Voilà une société effarante mais dont les préoccupations (beauté, apparence, jeunesse, perfection), sont loin de nous être étrangères. A travers cette intrigue, Lissa Price explore différentes thématiques et angoissantes questions. Car au final, celle qui compte est la suivante : jusqu’où peut-on aller pour tâcher de sauver ceux qu’on aime ? Quelle est la (trouble) limite à ne pas franchir ? Les pérégrinations de Callie lui font ouvrir les yeux sur les injustices et inégalités sociales de son pays. Révoltée, elle est surtout pragmatique : loin de se gorger de beaux discours et d’illusions, la jeune fille pare au plus pressé et se défend avec les moyens du bord. On est très loin de l’héroïne qui, investie de sa sainte mission, se retrouve surpuissante. Ce réalisme et cette vision très terre-à-terre des problèmes amènent une touche très rafraîchissante à l’intrigue, qui n’en semble que meilleure.
Le récit est rythmé, plein de suspens et, malgré quelques petites longueurs, on est rapidement embarqué. On s’attache très vite à Callie, et on la suit avec grand intérêt dans ses pérégrinations, son désir d’éclaircir la situation, et celui de sauver son petit frère. Son présent n’est constitué que de faux-semblants, cachotteries, tromperies, et il est difficile de déterminer qui est vraiment de ce côté. Tout cela renforce, évidemment, l’ambiance éminemment malsaine qui se dégage de l’ensemble du roman. Aux manipulations scientifiques et à l’injustice, s’ajoutent le complot et l’insécurité ; Starters, le premier tome, est un très bon roman d’ambiance, glaçant, dont la société fait véritablement frémir.
Dès les premières pages du tome 2, on retrouve Callie aux prises avec une situation peu simple, quoique légèrement moins stressante. Pourtant, sa mission n’est pas terminée. Au roman d’aventures succède un roman d’enquêtes, et d’investigations. Il s’agit désormais de débusquer les vrais responsables. Le ton change du tout au tout, et ce n’est pas désagréable. En deux tomes, Lissa Price a su camper deux ambiances très différentes, même si le rythme du second tome est loin d’avoir l’allant du premier. Plus plat, il est aussi plus lent, et souffre de quelques facilités, bien que le mélange des genres (polar et science-fiction) soit harmonieux. A nouveau, un savant flou artistique est entretenu autour des factions en présence : si le tout manque de rythme, le suspens, lui, est au rendez-vous.

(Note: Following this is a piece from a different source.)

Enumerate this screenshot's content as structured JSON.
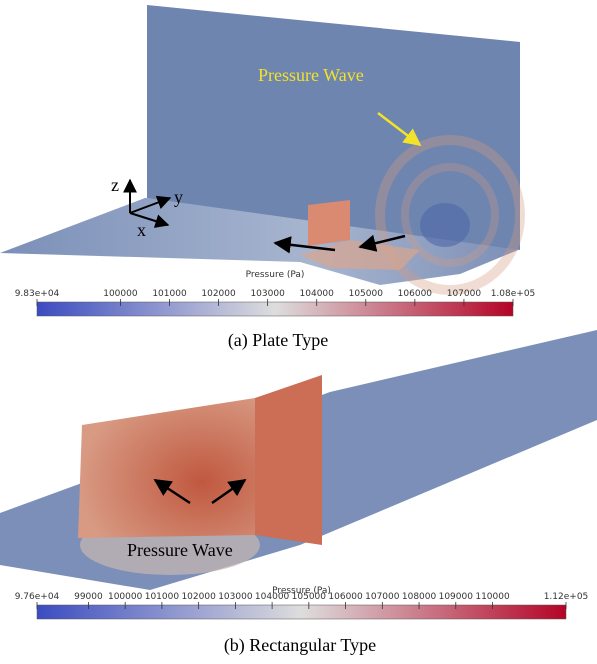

Avec ce diptyque, Lissa Price propose donc un portrait féroce de ce que pourrait être la société de demain : superficielle, vaine, plus attachée aux divertissements qu’à l’éthique. Un constat glaçant, servi dans un environnement futuriste et pessimiste, mâtiné d’enquête policière, avec des personnages très vivants, et auxquels il est facile de s’attacher. Même si le second tome est nettement moins enlevé que le premier et un peu plus prévisible, on passe un bon moment de lecture avec cette série, qui devrait plaire aux jeunes lecteurs. Bon point, donc, pour la collection « R », destinée aux ados, lancée par Robert Laffont en début d’année dernière.
Starters, Lissa Price. Deux tomes, Robert Laffont, 2012-2013.